Québec seniors are rocking the 2.0 world

Senior citizens are rarely the first demographic that comes to mind when taking a snapshot of target audiences online. But this might not be the case in Québec for much longer! Quebecers aged 65 and over have recently become much more active on the web. Seniors were already using email and Facebook to keep in touch with friends and family, but the pandemic has led to a significant upsurge in the use of digital tools in their everyday lives. They’re using them to make online purchases, renew prescriptions, take care of their health—even watch online videos. At this rate, it might not be long before they discover Snapchat and TikTok, too!

Photo credit | The Montreal Gazette

Book sales are down across Canada but up in Québec!

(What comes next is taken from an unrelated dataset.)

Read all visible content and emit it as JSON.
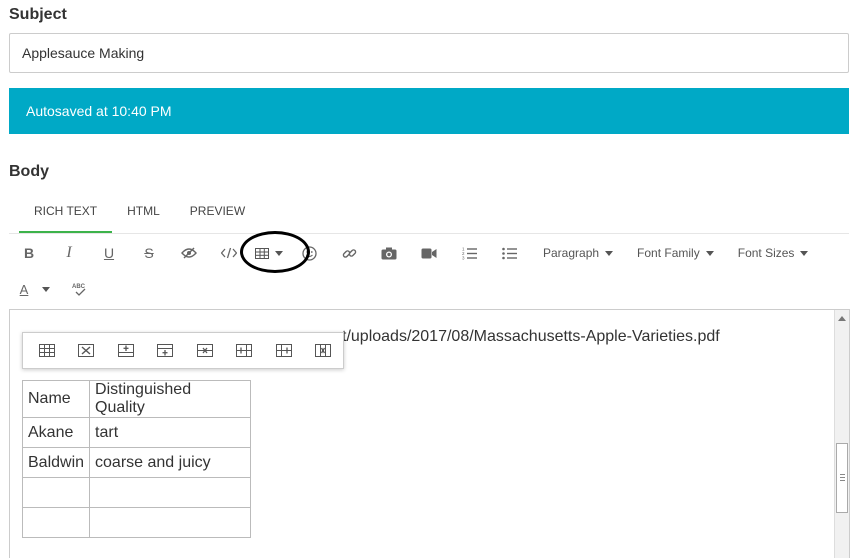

While the rest of Canada saw a drop in book sales, Quebecers bought 18% more books in 2020 than in the previous year. But the best part is that half of these books were from Québec publishers! What’s more, 2020 also saw an increase in the sale of children’s books by Québec authors. Of course, this can be attributed in large part to the fact that the Québec cultural scene has been practically non-existent for months now; deprived of access to local theatre, concerts, exhibits, and everything else we’re used to enjoying in our everyday lives, we’ve turned to the one thing we can still hold on to: Québec literature. Culture is sacred in Québec: we need our daily dose to get by. And while we were big on books before the pandemic, this surge in sales proves that reading really is an important pillar for many Québec families. And that, generation after generation, we continue to be bitten by the reading bug.

Photo credit | Le Devoir

And the award for COVID Artist of the Year goes to…

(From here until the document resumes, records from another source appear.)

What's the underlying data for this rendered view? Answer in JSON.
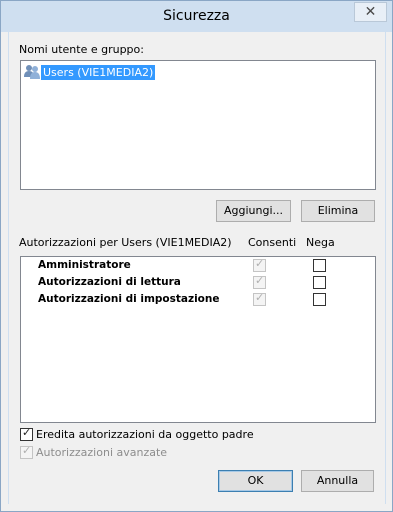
{
  "window": {
    "title": "Sicurezza",
    "close": "✕"
  },
  "users_group": {
    "label": "Nomi utente e gruppo:",
    "items": [
      {
        "name": "Users (VIE1MEDIA2)",
        "selected": true,
        "icon": "users-group-icon"
      }
    ]
  },
  "buttons": {
    "add": "Aggiungi...",
    "remove": "Elimina",
    "ok": "OK",
    "cancel": "Annulla"
  },
  "permissions": {
    "label": "Autorizzazioni per Users (VIE1MEDIA2)",
    "col_allow": "Consenti",
    "col_deny": "Nega",
    "rows": [
      {
        "name": "Amministratore",
        "allow": true,
        "deny": false
      },
      {
        "name": "Autorizzazioni di lettura",
        "allow": true,
        "deny": false
      },
      {
        "name": "Autorizzazioni di impostazione",
        "allow": true,
        "deny": false
      }
    ]
  },
  "options": {
    "inherit_label": "Eredita autorizzazioni da oggetto padre",
    "inherit_checked": true,
    "advanced_label": "Autorizzazioni avanzate",
    "advanced_checked": true,
    "advanced_enabled": false
  },
  "colors": {
    "selection": "#3399ff",
    "titlebar": "#cfdff0"
  }
}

Humour in Québec is a serious business (see what we did there?). It’s ingrained in our culture and our star system, not to mention in how we choose to express ourselves on a daily basis. So when life gets dark (say, during a pandemic), it’s only natural that we should rely on humorists to put a smile on our faces. And because so many of them have done just that since the beginning of the pandemic thanks to their boundless creativity and technological ingenuity, Québec’s famous Gala Les Olivier (THE event that honours the hard work of Québec comedy professionals) will include a “COVID Artist of the Year” award this year. So, to sum up the last few months in Québec? We read a lot. And we laughed even more. And for this, we can’t say thank you enough to the humorists and comedy professionals who are always there for us. We love them to bits, we really do.